LADY: But why would they do such a terrible thing? Isn't insurance a service industry?

MAN: No, ma'am, I'm afraid not. Insurance companies are huge, malevolent machines of evil that delight in the cries of suffering innocents. I wouldn't be surprise if they had staged your accident themselves just so they could refuse to pay the claim, and receive a wicked joy from your agony.

LADY: But isn't that illegal?

MAN: Technically, yes, but the problem is, the courts often overlook such flagrant cases of misrepresentation and assault. That's where I come in.

LADY: Well...who are you?

MAN: I'm a personal injury lawyer.

Cue trumpet fanfare. An angelic chorus sings "Personal-injury-LAAAAAAAW!"

MAN: Yes, without the tireless and altruistic vigilance of people like me, the insurance companies of America would maliciously maim and slay good citizens all over the land, then compound their Satanic deeds by denying them their rightful claim to compensation.

LADY: So you just want to see justice done, and have only the highest and most noble motives?

MAN: That's right. We will take no fees until your case is settled in your favor, at which time we will take a mere 75% of your award to cover our operating costs provided your award is over one million dollars. If it is less, we are obliged to take the entire amount less your legitimate medical expenses as ascertained by one of our trained, honest insurance adjusters.

LADY: What if I were to lose my case?

MAN: That is simply not possible.

LADY: But suppose it were to happen.

MAN: Well, if we were to somehow assume that all the known laws of nature were reversed and you lost your case, the law unfortunately requires us to collect our fee regardless.

LADY: Not everyone's case is as clear-cut as mine. What if I were personally at fault? Should I still hire a personal injury lawyer?

MAN: Ma'am, in my 20 years in the legal profession, I have never encountered an injury that was the fault of my client. 99% of all injuries are the fault of large, financially solvent corporations or institutions, and the remaining one percent are the fault of individuals who can still be satisfyingly hounded into bankruptcy.

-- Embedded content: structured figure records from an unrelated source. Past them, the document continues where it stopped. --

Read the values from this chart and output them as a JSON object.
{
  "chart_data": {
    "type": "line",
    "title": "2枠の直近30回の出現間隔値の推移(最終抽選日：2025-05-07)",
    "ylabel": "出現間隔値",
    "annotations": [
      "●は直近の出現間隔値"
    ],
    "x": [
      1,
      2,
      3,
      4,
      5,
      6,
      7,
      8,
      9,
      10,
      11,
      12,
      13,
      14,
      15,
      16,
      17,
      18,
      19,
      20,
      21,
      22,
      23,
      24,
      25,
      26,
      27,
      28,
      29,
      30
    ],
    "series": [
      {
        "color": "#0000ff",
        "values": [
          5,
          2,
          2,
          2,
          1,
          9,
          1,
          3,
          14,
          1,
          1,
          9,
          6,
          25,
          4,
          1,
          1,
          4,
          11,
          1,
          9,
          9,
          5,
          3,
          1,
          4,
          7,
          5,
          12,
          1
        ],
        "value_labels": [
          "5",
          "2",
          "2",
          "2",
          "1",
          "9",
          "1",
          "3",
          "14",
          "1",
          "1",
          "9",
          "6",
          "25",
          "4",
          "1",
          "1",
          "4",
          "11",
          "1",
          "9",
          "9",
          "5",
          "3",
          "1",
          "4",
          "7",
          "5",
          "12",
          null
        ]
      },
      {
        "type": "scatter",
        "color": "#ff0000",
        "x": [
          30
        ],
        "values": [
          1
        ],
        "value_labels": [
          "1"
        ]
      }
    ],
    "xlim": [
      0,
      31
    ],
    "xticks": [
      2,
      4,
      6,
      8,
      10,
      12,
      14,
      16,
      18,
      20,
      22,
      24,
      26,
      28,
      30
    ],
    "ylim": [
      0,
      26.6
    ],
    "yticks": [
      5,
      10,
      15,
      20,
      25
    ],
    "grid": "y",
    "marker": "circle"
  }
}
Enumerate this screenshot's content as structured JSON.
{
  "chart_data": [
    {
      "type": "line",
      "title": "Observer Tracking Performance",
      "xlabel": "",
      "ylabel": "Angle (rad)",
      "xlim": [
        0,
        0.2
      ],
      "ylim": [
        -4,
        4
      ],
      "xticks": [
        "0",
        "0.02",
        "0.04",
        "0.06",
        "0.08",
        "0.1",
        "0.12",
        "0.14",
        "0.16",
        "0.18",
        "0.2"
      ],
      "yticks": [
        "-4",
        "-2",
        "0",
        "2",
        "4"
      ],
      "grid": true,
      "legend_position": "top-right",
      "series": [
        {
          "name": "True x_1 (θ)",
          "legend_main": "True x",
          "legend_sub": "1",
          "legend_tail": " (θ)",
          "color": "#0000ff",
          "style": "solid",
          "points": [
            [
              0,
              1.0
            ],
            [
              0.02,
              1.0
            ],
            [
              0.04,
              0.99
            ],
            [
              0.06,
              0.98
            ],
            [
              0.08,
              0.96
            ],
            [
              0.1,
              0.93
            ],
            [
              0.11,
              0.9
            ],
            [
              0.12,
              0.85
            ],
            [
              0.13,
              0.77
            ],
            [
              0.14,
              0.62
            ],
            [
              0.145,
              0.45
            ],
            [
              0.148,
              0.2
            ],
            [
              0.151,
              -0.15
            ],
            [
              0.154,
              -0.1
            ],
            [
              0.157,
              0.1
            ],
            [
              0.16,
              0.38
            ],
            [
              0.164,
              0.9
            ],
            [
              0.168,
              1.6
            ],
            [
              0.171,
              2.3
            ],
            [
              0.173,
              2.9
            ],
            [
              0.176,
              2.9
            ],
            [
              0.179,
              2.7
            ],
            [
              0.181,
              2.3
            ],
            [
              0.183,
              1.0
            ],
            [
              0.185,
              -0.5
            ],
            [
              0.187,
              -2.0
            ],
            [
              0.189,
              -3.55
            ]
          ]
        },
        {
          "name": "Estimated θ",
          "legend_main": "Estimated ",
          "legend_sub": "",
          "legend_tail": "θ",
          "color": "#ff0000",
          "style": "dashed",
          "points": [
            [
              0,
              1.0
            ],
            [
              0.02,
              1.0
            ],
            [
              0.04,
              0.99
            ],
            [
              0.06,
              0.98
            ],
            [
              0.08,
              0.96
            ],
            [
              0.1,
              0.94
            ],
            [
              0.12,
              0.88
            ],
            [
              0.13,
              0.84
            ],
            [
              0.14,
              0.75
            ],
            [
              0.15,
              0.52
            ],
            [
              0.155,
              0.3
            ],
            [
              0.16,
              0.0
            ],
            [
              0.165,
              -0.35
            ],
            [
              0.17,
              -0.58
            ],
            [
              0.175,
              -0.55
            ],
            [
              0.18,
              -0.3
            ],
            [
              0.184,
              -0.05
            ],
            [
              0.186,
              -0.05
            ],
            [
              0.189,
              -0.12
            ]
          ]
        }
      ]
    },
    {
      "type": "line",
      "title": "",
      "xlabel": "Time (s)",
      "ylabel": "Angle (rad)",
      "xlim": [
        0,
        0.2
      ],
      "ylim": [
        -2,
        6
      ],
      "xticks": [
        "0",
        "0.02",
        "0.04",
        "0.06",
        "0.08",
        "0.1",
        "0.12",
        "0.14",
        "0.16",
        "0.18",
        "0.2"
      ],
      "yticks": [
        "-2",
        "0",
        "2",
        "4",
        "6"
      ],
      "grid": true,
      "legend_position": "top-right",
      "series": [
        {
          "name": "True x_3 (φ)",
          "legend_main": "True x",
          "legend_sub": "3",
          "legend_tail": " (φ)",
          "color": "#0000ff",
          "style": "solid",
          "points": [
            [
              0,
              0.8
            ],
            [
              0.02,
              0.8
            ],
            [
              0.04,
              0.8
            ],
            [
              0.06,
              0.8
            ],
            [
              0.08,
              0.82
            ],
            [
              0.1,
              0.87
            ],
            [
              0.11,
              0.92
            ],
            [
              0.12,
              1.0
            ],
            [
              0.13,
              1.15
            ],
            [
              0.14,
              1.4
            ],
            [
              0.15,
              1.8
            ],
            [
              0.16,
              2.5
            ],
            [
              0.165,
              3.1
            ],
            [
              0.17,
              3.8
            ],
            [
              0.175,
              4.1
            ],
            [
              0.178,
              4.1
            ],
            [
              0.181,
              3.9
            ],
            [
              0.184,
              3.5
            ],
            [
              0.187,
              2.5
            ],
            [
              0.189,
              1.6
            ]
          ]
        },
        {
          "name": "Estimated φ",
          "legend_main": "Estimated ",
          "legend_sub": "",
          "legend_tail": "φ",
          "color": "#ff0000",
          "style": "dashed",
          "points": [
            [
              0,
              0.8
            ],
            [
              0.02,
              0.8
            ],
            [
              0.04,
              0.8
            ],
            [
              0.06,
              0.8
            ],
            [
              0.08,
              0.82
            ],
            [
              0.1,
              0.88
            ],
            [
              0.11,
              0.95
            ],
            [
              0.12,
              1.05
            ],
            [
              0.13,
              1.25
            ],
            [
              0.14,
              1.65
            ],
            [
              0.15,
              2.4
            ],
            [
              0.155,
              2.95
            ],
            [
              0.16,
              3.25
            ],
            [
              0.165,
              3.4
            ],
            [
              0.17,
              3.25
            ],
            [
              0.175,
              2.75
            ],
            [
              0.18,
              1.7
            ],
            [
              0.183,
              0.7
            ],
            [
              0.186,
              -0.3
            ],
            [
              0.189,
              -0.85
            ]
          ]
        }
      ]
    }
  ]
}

LADY: Thank goodness you came along! Thanks to the twin miracles of inexpensive cable television advertising and liberalized ethics codes for members of the bar, I and thousands like me can be saved from the nightmare of being financially ruined, physically crippled and abjectly humiliated by rapacious and sinister insurance conglomerates. All thanks to personal injury lawyers!

Patriotic music swells.

MAN: Yes, if you're happy that insurance companies cannot carry out their monstrous agenda of evil, if you're pleased that the massive conspiracy to pauperize and kill the hardworking American is being foiled, remember to thank a personal injury lawyer today!

The divine chorus sounds again: "Personal-injury-LAAAAAAAAW!". The insurance adjuster expires noisily at the lawyer's feet.